There are interesting and strangely addicting games that deal with growth, especially exponential growth, for example Universal Paperclips. You start by creating one paperclip manually and end up with converting the whole universe into paperclips a few game hours later (my best time was 2.5 hours, if I remember correctly). It's all about exponential growth and finding the ever moving sweet spots in the production pipeline.
What this principle has in common with Factorio is this "the factory must grow". The larger, the better. Quality of items helps with this. Essentially, you're creating the same items the whole game, but on a higher level. More of them. That's strangely interesting and addicting. Why do you need different tiers of items? Why do you need a megabase?
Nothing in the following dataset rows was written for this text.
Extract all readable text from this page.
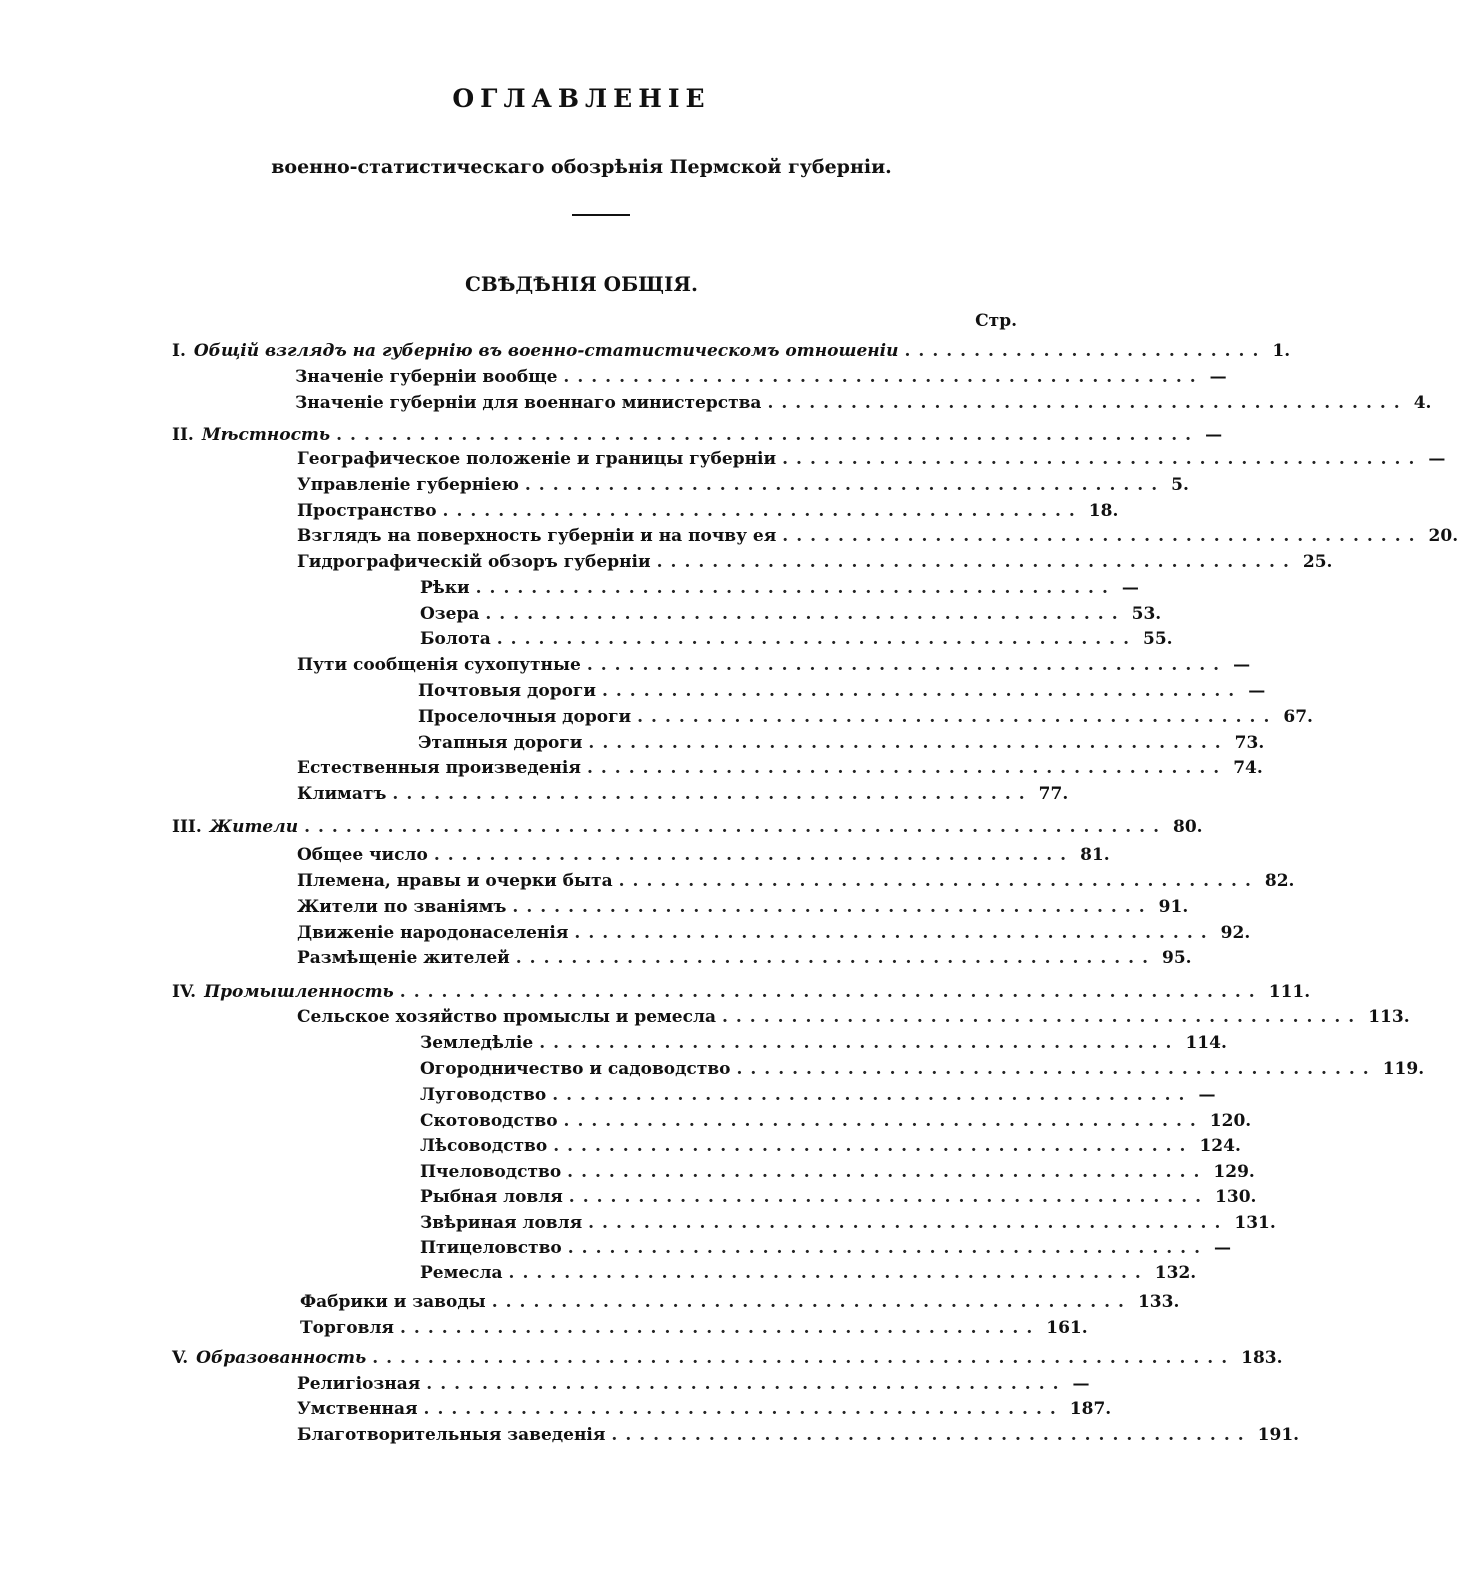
ОГЛАВЛЕНIЕ
военно-статистическаго обозрѣнiя Пермской губернiи.
СВѢДѢНIЯ ОБЩIЯ.
Стр.
I. Общiй взглядъ на губернiю въ военно-статистическомъ отношенiи .......................... 1.
Значенiе губернiи вообще .............................................. —
Значенiе губернiи для военнаго министерства .............................................. 4.
II. Мѣстность .............................................................. —
Географическое положенiе и границы губернiи .............................................. —
Управленiе губернiею .............................................. 5.
Пространство .............................................. 18.
Взглядъ на поверхность губернiи и на почву ея .............................................. 20.
Гидрографическiй обзоръ губернiи .............................................. 25.
Рѣки .............................................. —
Озера .............................................. 53.
Болота .............................................. 55.
Пути сообщенiя сухопутные .............................................. —
Почтовыя дороги .............................................. —
Проселочныя дороги .............................................. 67.
Этапныя дороги .............................................. 73.
Естественныя произведенiя .............................................. 74.
Климатъ .............................................. 77.
III. Жители .............................................................. 80.
Общее число .............................................. 81.
Племена, нравы и очерки быта .............................................. 82.
Жители по званiямъ .............................................. 91.
Движенiе народонаселенiя .............................................. 92.
Размѣщенiе жителей .............................................. 95.
IV. Промышленность .............................................................. 111.
Сельское хозяйство промыслы и ремесла .............................................. 113.
Земледѣлiе .............................................. 114.
Огородничество и садоводство .............................................. 119.
Луговодство .............................................. —
Скотоводство .............................................. 120.
Лѣсоводство .............................................. 124.
Пчеловодство .............................................. 129.
Рыбная ловля .............................................. 130.
Звѣриная ловля .............................................. 131.
Птицеловство .............................................. —
Ремесла .............................................. 132.
Фабрики и заводы .............................................. 133.
Торговля .............................................. 161.
V. Образованность .............................................................. 183.
Религiозная .............................................. —
Умственная .............................................. 187.
Благотворительныя заведенiя .............................................. 191.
To get a feeling of advancement. Establishing quality and the growth connected with it is no different. What's different with it, is that it's a new challenge to handle, not just the 4th, 5th, 6th tier of the same thing. And that's a real good concept, because by adding new, yet unseen challenges, it increases the depth and scope of the game and not just prolong it by making it repetitious and tedious.
If you're not interested in this part of Factorio, ignore quality. It's not made for you.
Similar to all the military stuff and weapons not being made for me, because I can't stand being attacked and my factories destroyed, so I'm just switching off enemies at map creation. It's just a part of the game I'm not interested in.